In quarant’anni è stato fatto moltissimo. Non si può contare il numero di quanti sono passati per il nostro ufficio, mettendo passione, energie, fatica e ritagli di tempo libero al servizio dell’Associazione, sobbarcandosi anche i lavori più noiosi, come l’affrancatura delle buste da spedire per qualsiasi comunicazione, finché la posta elettronica non lo ha quasi eliminato. Lavoro che allo stesso tempo era un modo per ritrovarsi, nella convinzione di fare qualcosa di utile e produttivo, per condividere notizie e impressioni, gioie e preoccupazioni, insieme ad un caffè e un dolcetto offerto dalla golosa di turno.
Ora, in un contesto enormemente cambiato, le nuove generazioni sono chiamate ad affrontare problemi e difficoltà in parte diversi, e non meno impegnativi. Sono convinta che ne sono e saranno all’altezza. Vedo lo sviluppo di nuove iniziative, vedo energie in gioco, dinamismo, volontà di far bene, anche nel dialogo con l’Amministrazione. Sento di aver fiducia nel futuro di un’Associazione che a me, e non soltanto, sta molto a cuore.
Un’Associazione che guardi ai tempi nuovi nello spirito di collaborazione e solidarietà che le ha permesso di superare momenti difficili e di ottenere risultati positivi per la vita delle famiglie; quella solidarietà scritta nel suo statuto, e che costituisce il vero fondamento del nostro stare insieme.

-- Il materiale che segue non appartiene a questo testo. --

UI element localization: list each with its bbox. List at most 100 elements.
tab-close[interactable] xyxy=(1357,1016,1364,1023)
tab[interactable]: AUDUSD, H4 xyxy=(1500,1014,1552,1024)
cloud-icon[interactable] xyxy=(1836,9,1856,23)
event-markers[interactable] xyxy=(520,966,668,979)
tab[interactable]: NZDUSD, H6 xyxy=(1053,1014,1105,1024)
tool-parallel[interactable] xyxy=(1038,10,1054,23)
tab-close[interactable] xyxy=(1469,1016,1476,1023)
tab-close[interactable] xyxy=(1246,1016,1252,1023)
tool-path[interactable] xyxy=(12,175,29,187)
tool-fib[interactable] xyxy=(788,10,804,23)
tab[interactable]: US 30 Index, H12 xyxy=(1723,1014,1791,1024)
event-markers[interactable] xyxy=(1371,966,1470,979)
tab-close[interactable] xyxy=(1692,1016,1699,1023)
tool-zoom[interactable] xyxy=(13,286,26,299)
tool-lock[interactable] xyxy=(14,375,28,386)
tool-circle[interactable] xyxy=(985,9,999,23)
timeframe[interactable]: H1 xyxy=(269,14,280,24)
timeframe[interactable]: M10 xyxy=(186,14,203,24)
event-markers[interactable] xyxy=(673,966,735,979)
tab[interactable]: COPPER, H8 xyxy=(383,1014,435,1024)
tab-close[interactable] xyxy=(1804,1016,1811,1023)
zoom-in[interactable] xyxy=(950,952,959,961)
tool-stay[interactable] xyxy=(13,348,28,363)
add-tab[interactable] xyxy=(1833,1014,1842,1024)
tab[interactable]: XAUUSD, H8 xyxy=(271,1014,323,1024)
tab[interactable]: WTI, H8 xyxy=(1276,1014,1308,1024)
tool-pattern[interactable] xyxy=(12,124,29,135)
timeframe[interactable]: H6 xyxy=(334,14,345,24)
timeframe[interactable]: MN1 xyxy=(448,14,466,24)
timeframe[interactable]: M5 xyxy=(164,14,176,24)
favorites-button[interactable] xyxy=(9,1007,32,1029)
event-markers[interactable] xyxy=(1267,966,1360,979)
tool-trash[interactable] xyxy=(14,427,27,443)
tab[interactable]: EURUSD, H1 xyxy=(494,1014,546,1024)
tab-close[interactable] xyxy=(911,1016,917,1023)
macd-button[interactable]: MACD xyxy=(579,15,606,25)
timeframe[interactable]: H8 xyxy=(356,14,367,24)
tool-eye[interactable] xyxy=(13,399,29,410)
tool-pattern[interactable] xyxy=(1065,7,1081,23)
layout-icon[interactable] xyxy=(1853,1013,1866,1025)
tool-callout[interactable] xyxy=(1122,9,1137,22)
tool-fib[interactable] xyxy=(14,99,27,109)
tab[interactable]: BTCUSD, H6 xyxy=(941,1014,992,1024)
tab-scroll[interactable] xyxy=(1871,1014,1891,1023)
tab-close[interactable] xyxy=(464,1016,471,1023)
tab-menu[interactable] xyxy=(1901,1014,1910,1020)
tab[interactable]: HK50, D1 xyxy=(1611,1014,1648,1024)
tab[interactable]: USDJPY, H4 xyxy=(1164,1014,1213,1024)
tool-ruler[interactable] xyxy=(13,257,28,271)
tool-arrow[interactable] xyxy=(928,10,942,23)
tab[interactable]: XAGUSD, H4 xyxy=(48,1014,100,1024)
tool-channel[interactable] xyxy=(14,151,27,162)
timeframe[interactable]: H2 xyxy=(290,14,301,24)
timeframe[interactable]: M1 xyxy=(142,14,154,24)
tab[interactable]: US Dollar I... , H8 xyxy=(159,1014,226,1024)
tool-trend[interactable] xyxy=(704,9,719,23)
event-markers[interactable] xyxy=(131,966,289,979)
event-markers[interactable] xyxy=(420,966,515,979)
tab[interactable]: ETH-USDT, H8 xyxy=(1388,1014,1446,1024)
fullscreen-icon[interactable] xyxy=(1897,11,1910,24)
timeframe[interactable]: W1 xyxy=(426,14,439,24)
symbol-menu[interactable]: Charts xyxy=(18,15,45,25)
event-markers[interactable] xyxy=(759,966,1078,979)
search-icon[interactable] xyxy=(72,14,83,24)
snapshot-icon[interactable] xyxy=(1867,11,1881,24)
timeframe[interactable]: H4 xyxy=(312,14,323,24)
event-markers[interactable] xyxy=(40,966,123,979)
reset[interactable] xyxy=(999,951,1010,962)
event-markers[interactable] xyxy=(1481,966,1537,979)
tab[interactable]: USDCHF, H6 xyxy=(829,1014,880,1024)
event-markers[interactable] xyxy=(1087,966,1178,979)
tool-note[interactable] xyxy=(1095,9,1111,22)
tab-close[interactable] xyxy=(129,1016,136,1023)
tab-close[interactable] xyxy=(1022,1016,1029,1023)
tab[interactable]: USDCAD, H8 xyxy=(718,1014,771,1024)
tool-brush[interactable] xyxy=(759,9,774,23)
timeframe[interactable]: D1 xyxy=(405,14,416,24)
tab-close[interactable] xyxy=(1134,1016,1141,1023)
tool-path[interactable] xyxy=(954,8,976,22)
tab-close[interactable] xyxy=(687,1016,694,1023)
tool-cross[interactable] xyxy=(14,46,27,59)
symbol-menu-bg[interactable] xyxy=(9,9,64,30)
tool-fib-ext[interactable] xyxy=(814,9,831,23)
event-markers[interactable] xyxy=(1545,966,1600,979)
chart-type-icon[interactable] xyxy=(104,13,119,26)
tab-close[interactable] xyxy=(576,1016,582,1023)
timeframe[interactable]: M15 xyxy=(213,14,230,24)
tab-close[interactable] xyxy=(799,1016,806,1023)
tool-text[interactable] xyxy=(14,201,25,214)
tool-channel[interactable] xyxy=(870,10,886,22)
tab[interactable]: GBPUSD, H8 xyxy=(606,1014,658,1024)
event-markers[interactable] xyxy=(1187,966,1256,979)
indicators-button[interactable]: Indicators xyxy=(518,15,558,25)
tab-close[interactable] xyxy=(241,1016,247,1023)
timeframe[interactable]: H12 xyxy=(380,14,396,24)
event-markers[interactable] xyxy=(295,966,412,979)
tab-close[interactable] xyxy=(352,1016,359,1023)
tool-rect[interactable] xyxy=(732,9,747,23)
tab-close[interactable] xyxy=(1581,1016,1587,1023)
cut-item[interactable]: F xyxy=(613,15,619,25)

Anna Sanfelice Visconti di Modrone
Napoletana, laureata in Giurisprudenza e Scienze Politiche a La Sapienza di Roma, iscritta all’ACDMAE di cui è stata a lungo Presidente, ha esercitato la professione di avvocato tra un trasferimento e l’altro del coniuge Leonardo Visconti di Modrone. Ha all’attivo diverse pubblicazioni sulle carte conservate nella casa di famiglia a Lauro, sulle consorti che hanno vissuto le turbolenze del Vicino e Medio Oriente, e sui propri ricordi di vita al seguito del marito. Consulente per la cultura del Comune di Lauro, città natale di Umberto Nobile, è stata coinvolta nelle celebrazioni dei 90 anni dal primo sorvolo del Polo Nord effettuato nel 1928 dal dirigibile Italia.